In spite of the fact that the current extraordinary situation prevents us all from meeting at Müpa Budapest in person, we would still like to make the coming days nicer and more uplifting. This is why we are going to transmit our live performance, without an audience, on our website, Facebook page and YouTube channel.
We look forward to welcoming you to the event, through your screen!
Joining the Hungarian National Philharmonic to pay homage to Beethoven in the 250th anniversary of his birth with performances of the composer's second and fifth symphonies will be one of the greatest conductors of our time: Philippe Herreweghe. Although these compositions are frequently played core works, Herreweghe is an artist with an exploratory bent, always seeking out new details previously considered unworthy of note. This means we can be sure that this concert will have lots of exciting surprises to offer.

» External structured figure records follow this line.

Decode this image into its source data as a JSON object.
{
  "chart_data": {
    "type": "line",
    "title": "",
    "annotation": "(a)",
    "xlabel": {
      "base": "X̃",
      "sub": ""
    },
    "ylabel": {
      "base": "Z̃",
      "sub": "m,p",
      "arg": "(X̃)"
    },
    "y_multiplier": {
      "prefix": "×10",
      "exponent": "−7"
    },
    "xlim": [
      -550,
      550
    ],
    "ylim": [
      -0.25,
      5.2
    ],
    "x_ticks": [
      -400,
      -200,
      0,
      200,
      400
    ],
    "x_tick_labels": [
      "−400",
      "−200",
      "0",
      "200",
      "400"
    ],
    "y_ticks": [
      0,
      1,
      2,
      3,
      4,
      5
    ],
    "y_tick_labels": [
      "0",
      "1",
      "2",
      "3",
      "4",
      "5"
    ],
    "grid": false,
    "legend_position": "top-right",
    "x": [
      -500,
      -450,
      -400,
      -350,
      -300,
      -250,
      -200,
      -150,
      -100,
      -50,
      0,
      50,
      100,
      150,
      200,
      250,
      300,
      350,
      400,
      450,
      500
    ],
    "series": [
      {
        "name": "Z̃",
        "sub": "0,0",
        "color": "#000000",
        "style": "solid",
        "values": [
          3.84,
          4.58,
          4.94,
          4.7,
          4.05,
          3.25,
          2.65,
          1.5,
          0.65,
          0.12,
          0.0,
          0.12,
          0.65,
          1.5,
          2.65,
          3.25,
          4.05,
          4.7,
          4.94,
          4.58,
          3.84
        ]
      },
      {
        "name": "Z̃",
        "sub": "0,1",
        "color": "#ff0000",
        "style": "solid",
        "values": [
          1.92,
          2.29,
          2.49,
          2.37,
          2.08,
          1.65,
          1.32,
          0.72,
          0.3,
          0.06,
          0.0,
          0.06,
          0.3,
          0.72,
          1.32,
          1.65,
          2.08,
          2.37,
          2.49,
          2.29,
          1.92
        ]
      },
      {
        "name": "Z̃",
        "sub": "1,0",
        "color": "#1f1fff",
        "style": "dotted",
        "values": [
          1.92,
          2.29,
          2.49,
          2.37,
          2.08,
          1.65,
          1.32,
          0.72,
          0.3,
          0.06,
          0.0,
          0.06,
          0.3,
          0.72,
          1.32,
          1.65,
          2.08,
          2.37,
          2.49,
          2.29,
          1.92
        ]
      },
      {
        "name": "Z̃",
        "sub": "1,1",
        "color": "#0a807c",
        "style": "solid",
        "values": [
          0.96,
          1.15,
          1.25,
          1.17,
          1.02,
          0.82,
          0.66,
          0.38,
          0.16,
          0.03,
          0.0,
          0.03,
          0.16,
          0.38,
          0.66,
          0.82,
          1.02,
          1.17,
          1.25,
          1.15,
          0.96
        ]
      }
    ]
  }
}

The Belgian conductor is a remarkably sensitive musician - and no wonder, either, as he also trained as a doctor and psychiatrist alongside his music studies. A leading figure of historically informed performance, he quickly realised that this concept was well worth applying not only to interpreting works from the Baroque and Classical periods, but later periods as well. Although it is most often with his own ensembles- the Collegium Vocale Gent, as well as La Chapelle Royale, which plays on period instruments, and the Orchestre des Champs-Élysées, experts in the Classical and Romantic repertoires - that he makes his concert appearances, in this case he will be taking the podium as the guest conductor of the Hungarian National Philharmonic to amaze the audience sitting behind their screens with his interpretations that cut to the essence. These two symphonies by Beethoven, the second and the fifth, represent two different periods of the composer's career: the former is still Classical, although already with many revolutionary features, while the latter presages Romanticism, not only with its drama and the volume of its symphonic sound, but also through the thematic unity that is palpable throughout the work. It is a thrilling pairing, one that promises more than carefree enjoyment: it also entices one to think. The presence of Herreweghe and the Hungarian National Philharmonic together on the stage can be considered a guarantee that this reading will be one free of all the usual elements.